Walter Reich is the Yitzhak Rabin Memorial Professor of International Affairs, Ethics and Human Behavior, and Professor of Psychiatry and Behavioral Sciences at The George Washington University; a Senior Scholar at the Woodrow Wilson International Center for Scholars; and a former Director of the United States Holocaust Memorial Museum.
Dr. Reich is also a Lecturer in Psychiatry at Yale University; Professor of Psychiatry at the Uniformed Services University of the Health Sciences; and Contributing Editor of The Wilson Quarterly.
Dr. Reich has written and lectured widely on the Holocaust and genocide, terrrorism; human rights, national memory, the Israeli-Palestinian conflict; psychiatry, medical ethics and national and international affairs. He is the author of A Stranger in My House: Jews and Arabs in the West Bank (Holt), a co-author of State of the Struggle: Report on the Battle against Global Terrorism (Brookings Institution Press), and the editor of Origins of Terrorism: Psychologies, Ideologies, Theologies, States of Mind (Johns Hopkins University Press and Woodrow Wilson Center Press). His articles and essays have appeared in scholarly and scientific publications as well as in such newspapers and magazines as The New York Times, The Washington Post, The Los Angeles Times, The Wall Street Journal, The Atlantic Monthly, Harper’s, Commentary and The New Republic.

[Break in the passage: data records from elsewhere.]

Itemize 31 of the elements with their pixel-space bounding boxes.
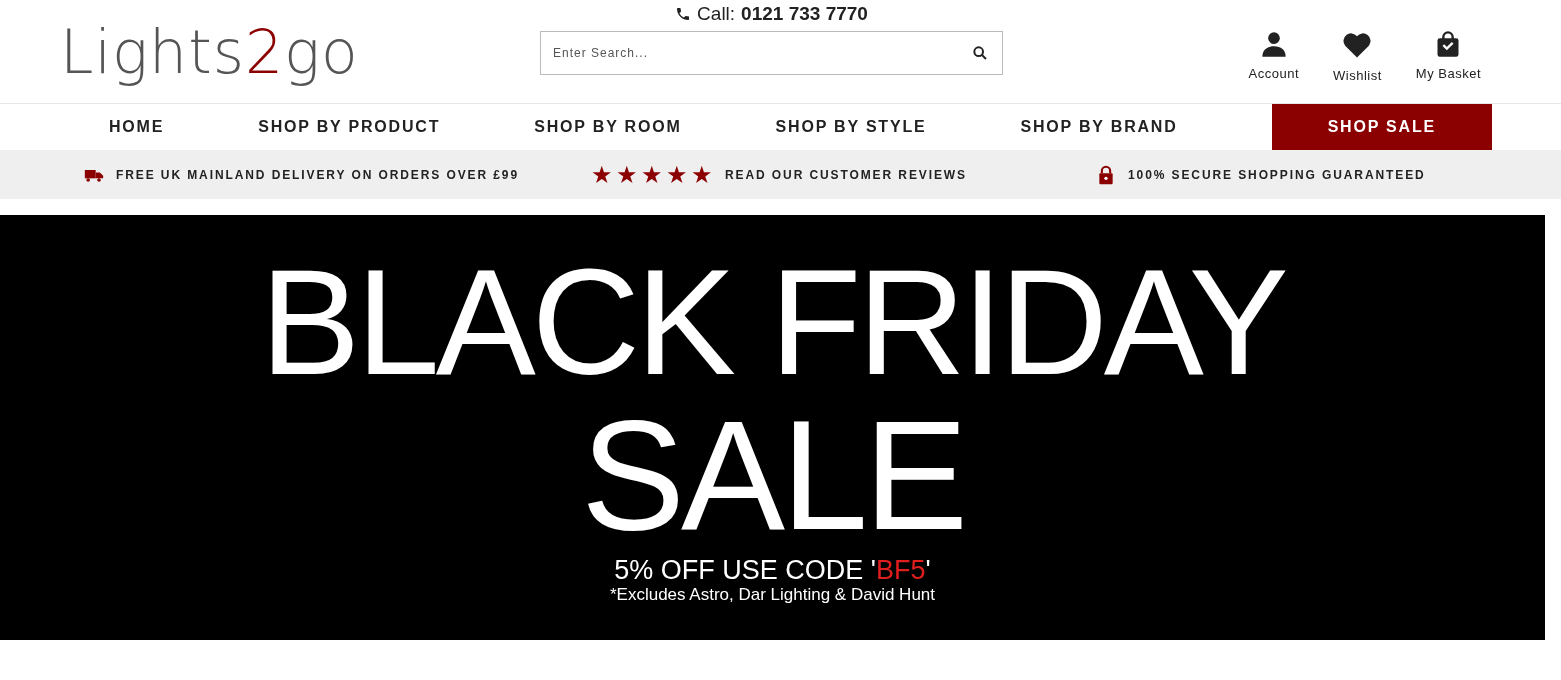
promo-code-text: 5% OFF USE CODE 'BF5' <box>614 555 931 585</box>
phone-label: Call: <box>697 2 736 25</box>
phone-number[interactable]: 0121 733 7770 <box>741 2 868 25</box>
star-icon: ★ <box>641 162 663 187</box>
banner-headline: SALE <box>581 401 964 549</box>
basket-link[interactable]: My Basket <box>1415 30 1481 83</box>
sale-banner[interactable]: BLACK FRIDAY SALE 5% OFF USE CODE 'BF5' *Excludes Astro, Dar Lighting & David Hunt <box>0 215 1545 640</box>
wishlist-link[interactable]: Wishlist <box>1333 30 1382 83</box>
phone-icon <box>675 5 692 22</box>
star-icon: ★ <box>691 162 713 187</box>
search-icon <box>972 44 988 61</box>
menu-link[interactable]: HOME <box>109 104 165 150</box>
sale-menu-button[interactable]: SHOP SALE <box>1271 104 1492 150</box>
reviews-link[interactable]: READ OUR CUSTOMER REVIEWS <box>725 167 967 182</box>
usp-text: 100% SECURE SHOPPING GUARANTEED <box>1128 167 1426 182</box>
menu-link[interactable]: SHOP BY ROOM <box>534 104 682 150</box>
menu-link[interactable]: SHOP BY PRODUCT <box>258 104 441 150</box>
usp-text: FREE UK MAINLAND DELIVERY ON ORDERS OVER £99 <box>116 167 519 182</box>
menu-link[interactable]: SHOP BY STYLE <box>775 104 927 150</box>
person-icon <box>1259 30 1288 58</box>
search-field[interactable]: Enter Search... <box>540 30 1003 75</box>
account-link[interactable]: Account <box>1248 30 1300 83</box>
menu-link[interactable]: SHOP BY BRAND <box>1020 104 1178 150</box>
star-icon: ★ <box>591 162 613 187</box>
padlock-icon <box>1096 164 1116 185</box>
banner-headline: BLACK FRIDAY <box>260 243 1285 401</box>
star-rating[interactable]: ★★★★★ <box>591 162 713 187</box>
star-icon: ★ <box>666 162 688 187</box>
star-icon: ★ <box>616 162 638 187</box>
exclusions-note: *Excludes Astro, Dar Lighting & David Hunt <box>609 585 936 605</box>
heart-icon <box>1342 30 1373 60</box>
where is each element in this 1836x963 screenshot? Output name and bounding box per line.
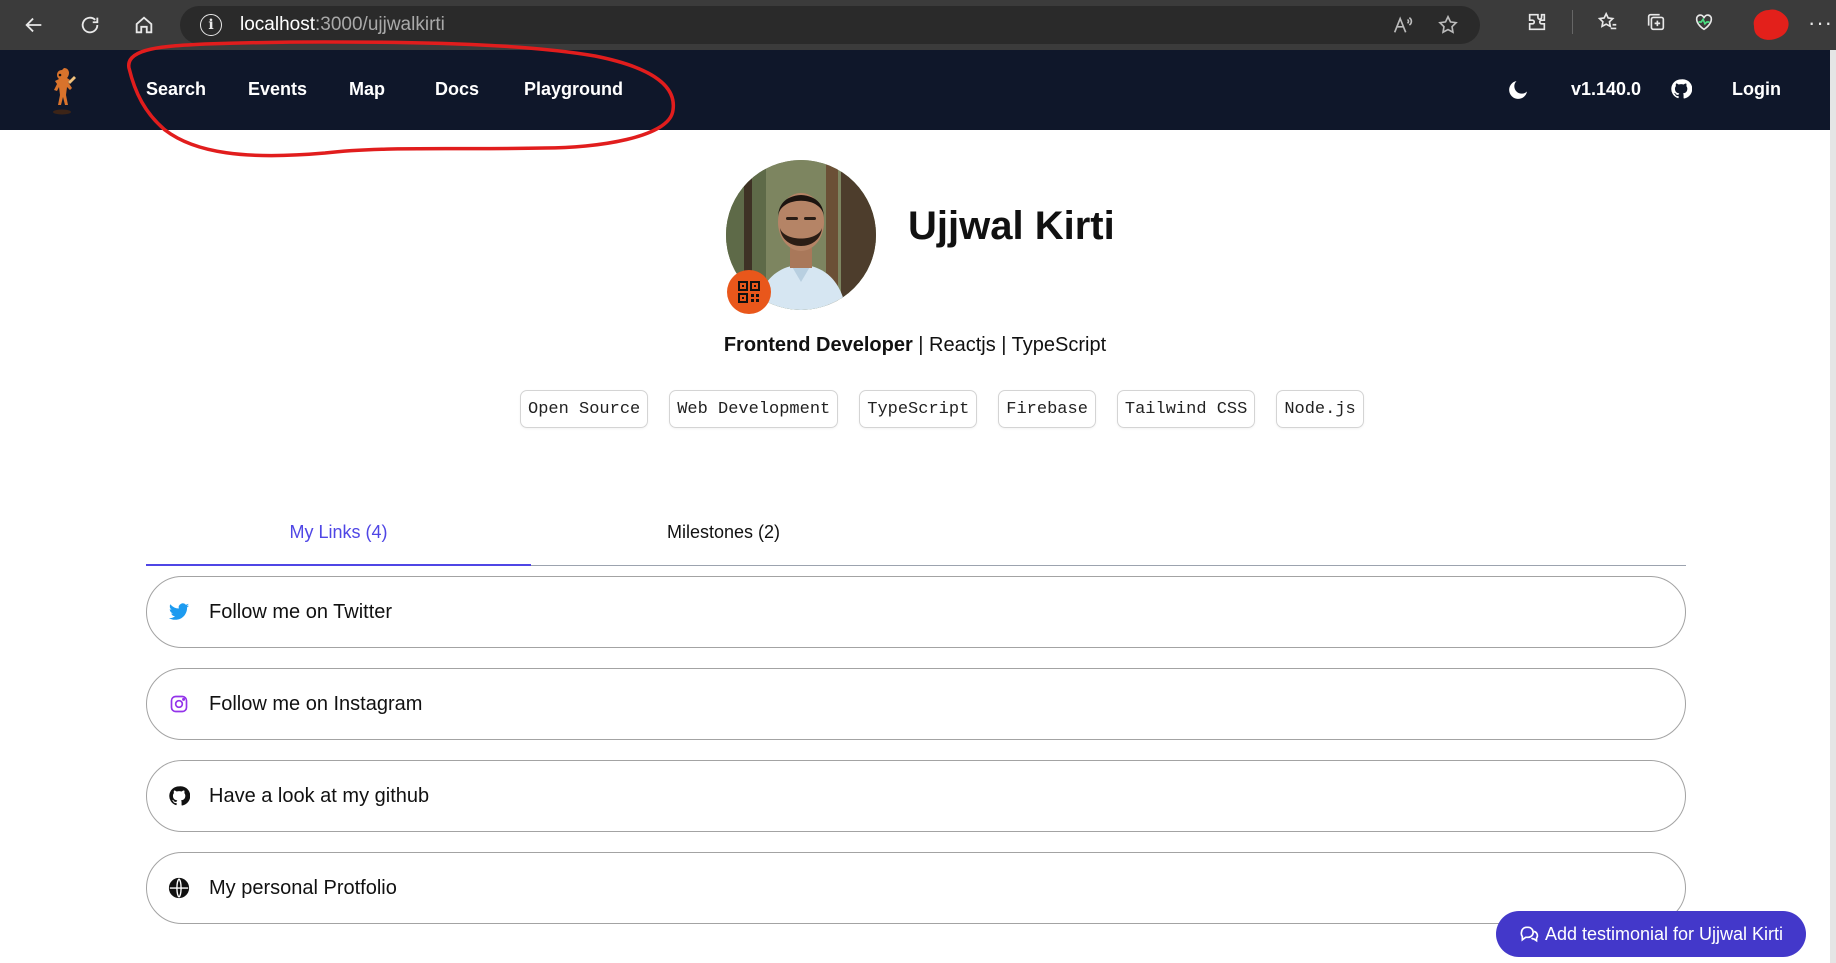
theme-toggle-moon-icon[interactable] (1506, 78, 1530, 102)
tab-my-links[interactable]: My Links (4) (146, 522, 531, 543)
login-link[interactable]: Login (1732, 79, 1781, 100)
twitter-icon (167, 600, 191, 624)
extensions-icon[interactable] (1524, 9, 1550, 35)
link-item-portfolio[interactable]: My personal Protfolio (146, 852, 1686, 924)
logo-icon[interactable] (42, 64, 82, 116)
link-label: Follow me on Instagram (209, 692, 423, 715)
tag-chip[interactable]: Tailwind CSS (1116, 390, 1256, 428)
url-text[interactable]: localhost:3000/ujjwalkirti (240, 14, 445, 36)
nav-playground[interactable]: Playground (524, 79, 623, 100)
home-icon[interactable] (128, 9, 160, 41)
browser-essentials-icon[interactable] (1691, 9, 1717, 35)
version-label[interactable]: v1.140.0 (1571, 79, 1641, 100)
qr-code-button[interactable] (727, 270, 771, 314)
address-bar[interactable]: i localhost:3000/ujjwalkirti (180, 6, 1480, 44)
tag-chip[interactable]: Firebase (998, 390, 1096, 428)
link-item-twitter[interactable]: Follow me on Twitter (146, 576, 1686, 648)
profile-name: Ujjwal Kirti (908, 204, 1115, 248)
instagram-icon (167, 692, 191, 716)
chat-bubbles-icon (1520, 926, 1539, 943)
favorites-icon[interactable] (1595, 9, 1621, 35)
add-testimonial-label: Add testimonial for Ujjwal Kirti (1544, 923, 1784, 944)
tag-chip[interactable]: Open Source (520, 390, 649, 428)
more-menu-icon[interactable]: ··· (1808, 10, 1833, 36)
app-navbar: Search Events Map Docs Playground v1.140… (0, 50, 1830, 130)
globe-icon (167, 876, 191, 900)
qr-code-icon (738, 281, 760, 303)
bio-role: Frontend Developer (723, 334, 913, 356)
link-label: Have a look at my github (209, 784, 430, 807)
link-item-instagram[interactable]: Follow me on Instagram (146, 668, 1686, 740)
nav-map[interactable]: Map (349, 79, 385, 100)
tag-chip[interactable]: Node.js (1276, 390, 1364, 428)
nav-search[interactable]: Search (146, 79, 206, 100)
site-info-icon[interactable]: i (200, 14, 222, 36)
page-scrollbar[interactable] (1830, 50, 1836, 963)
github-icon (167, 784, 191, 808)
active-tab-indicator (146, 564, 531, 566)
link-label: Follow me on Twitter (209, 600, 393, 623)
nav-events[interactable]: Events (248, 79, 307, 100)
nav-docs[interactable]: Docs (435, 79, 479, 100)
back-arrow-icon[interactable] (18, 9, 50, 41)
link-label: My personal Protfolio (209, 876, 397, 899)
browser-toolbar: i localhost:3000/ujjwalkirti ··· (0, 0, 1836, 50)
bio-skills: | Reactjs | TypeScript (912, 334, 1107, 356)
refresh-icon[interactable] (74, 9, 106, 41)
add-testimonial-button[interactable]: Add testimonial for Ujjwal Kirti (1496, 911, 1806, 957)
tag-chip[interactable]: Web Development (669, 390, 839, 428)
link-item-github[interactable]: Have a look at my github (146, 760, 1686, 832)
tab-milestones[interactable]: Milestones (2) (531, 522, 916, 543)
favorite-star-icon[interactable] (1436, 13, 1460, 37)
profile-avatar-redacted[interactable] (1748, 6, 1792, 44)
read-aloud-icon[interactable] (1390, 13, 1414, 37)
tag-list: Open Source Web Development TypeScript F… (520, 390, 1364, 428)
profile-bio: Frontend Developer | Reactjs | TypeScrip… (0, 334, 1830, 357)
github-icon[interactable] (1670, 78, 1692, 100)
collections-icon[interactable] (1643, 9, 1669, 35)
profile-tabs: My Links (4) Milestones (2) (146, 510, 1686, 566)
tag-chip[interactable]: TypeScript (859, 390, 978, 428)
toolbar-divider (1572, 10, 1573, 34)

Dr. Reich has worked for the protection of human rights around the world since the early 1970s. He has been a Co-Chair of the Committee of Concerned Scientists since 1995; was the Chair of the Committee on Human Rights of the American Psychiatric Association (1995-98); and was a member of the Committee on Scientific Freedom and Responsibility of the American Association for the Advancement of Science (1985-91).